Sunday, February 18, 2007

Kung Hay Fat Choy

We're halfway through our dive trip, having done eight of the fourteen dives. I've done a liveaboard before, and described it to a fellow Californian here on the boat as 'if recreational diving is like jogging; then liveaboards are like a combine'. A very intense experience. Meaning, all we do is eat, sleep and dive. Really, if we're not doing one, we're preparing for teh other. On deck, we're either huddled around the table for our next meal, dozing on the sun deck or reading a book lazily. All of the activities start to blend together. You're underwater at 50 or 60 feet before realizing... 'wait a second, I'm underwater again...' The routine sets in and your brain goes on autopilot from all of the nitrogen floating around up there.

There are twelve customers on the boat; three Brits, three Swedes, two Frogs, one Norweigan and three Californians, ourselves included. We're about the average age for the group and surprisingly, the only married couple. Our dive master is Han, from South Korea, who is an absolute zen master. He hardly moves, both on the boat and in the water. We've been lucky that the other couple that was assigned to Han have not been feeling well, thus not diving much at all. This gives Peggy and I full access to Han all by ourselves.

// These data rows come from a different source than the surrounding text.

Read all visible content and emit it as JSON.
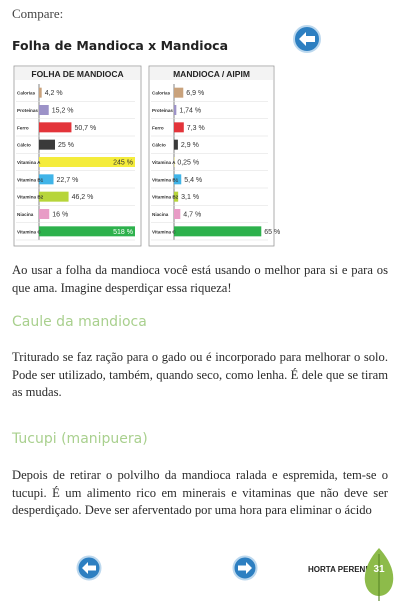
{
  "intro": "Compare:",
  "heading": "Folha de Mandioca x Mandioca",
  "chart_data": [
    {
      "type": "bar",
      "orientation": "horizontal",
      "title": "FOLHA DE MANDIOCA",
      "categories": [
        "Calorias",
        "Proteínas",
        "Ferro",
        "Cálcio",
        "Vitamina A",
        "Vitamina B1",
        "Vitamina B2",
        "Niacina",
        "Vitamina C"
      ],
      "values": [
        4.2,
        15.2,
        50.7,
        25,
        245,
        22.7,
        46.2,
        16,
        518
      ],
      "value_labels": [
        "4,2 %",
        "15,2 %",
        "50,7 %",
        "25 %",
        "245 %",
        "22,7 %",
        "46,2 %",
        "16 %",
        "518 %"
      ],
      "colors": [
        "#c9a27c",
        "#9c92c8",
        "#e3343a",
        "#3a3a3a",
        "#f4ec3c",
        "#40b4e8",
        "#b7d53a",
        "#e89cc6",
        "#2db14c"
      ],
      "xlim": [
        0,
        150
      ]
    },
    {
      "type": "bar",
      "orientation": "horizontal",
      "title": "MANDIOCA / AIPIM",
      "categories": [
        "Calorias",
        "Proteínas",
        "Ferro",
        "Cálcio",
        "Vitamina A",
        "Vitamina B1",
        "Vitamina B2",
        "Niacina",
        "Vitamina C"
      ],
      "values": [
        6.9,
        1.74,
        7.3,
        2.9,
        0.25,
        5.4,
        3.1,
        4.7,
        65
      ],
      "value_labels": [
        "6,9 %",
        "1,74 %",
        "7,3 %",
        "2,9 %",
        "0,25 %",
        "5,4 %",
        "3,1 %",
        "4,7 %",
        "65 %"
      ],
      "colors": [
        "#c9a27c",
        "#9c92c8",
        "#e3343a",
        "#3a3a3a",
        "#f4ec3c",
        "#40b4e8",
        "#b7d53a",
        "#e89cc6",
        "#2db14c"
      ],
      "xlim": [
        0,
        70
      ]
    }
  ],
  "paragraphs": [
    "Ao usar a folha da mandioca você está usando o melhor para si e para os que ama. Imagine desperdiçar essa riqueza!",
    "Triturado se faz ração para o gado ou é incorporado para melhorar o solo. Pode ser utilizado, também, quando seco, como lenha. É dele que se tiram as mudas.",
    "Depois de retirar o polvilho da mandioca ralada e espremida, tem-se o tucupi. É um alimento rico em minerais e vitaminas que não deve ser desperdiçado. Deve ser aferventado por uma hora para eliminar o ácido"
  ],
  "sections": [
    "Caule da mandioca",
    "Tucupi (manipuera)"
  ],
  "footer": {
    "label": "HORTA PERENE",
    "page": "31"
  }
}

The diving itself has been fantastic. Water temperatue has been a bath-water 85 degrees. Wetsuits optional. We have seen quite the variety of fish, the highlights being a huge manta ray with a 12-foot wingspan, and a giant octopus. Oh, and a jellyfish the size of a basketball almost landed on my head until Peggy motioned for me to get out of the way. No whale sharks as we had hoped, but there are still more dives to do.

The food has been good as well. We've been having a mix of western and Thai food every meal. Always some good fried vittles mixed in with every spread to munch on. The crew is usually sight unseen, but work very hard. They're always at the ready with helping us with our gear, having the meals prepared and moving the boat to and fro to pick up surfaced divers. Today is Chinese New Years, not sure if there will be celebrations of any sort. There are a half-dozen different dive boats just like ours surrounding us at each location, each with crews of their own. Maybe there will be some sort of get-together amongst them.

At night the horizon is aglow with the dozens and dozens of squid boats on the water. They use their floodlights to mimic the moon, tricking the squids in coming to the surface. From a distance, it looks like a minature city in the middle of the sea. Other than the fisherman boats and a scattered few diving charters, there's not too many people out here in the middle of the Andaman Sea. Quite the distinctive experience.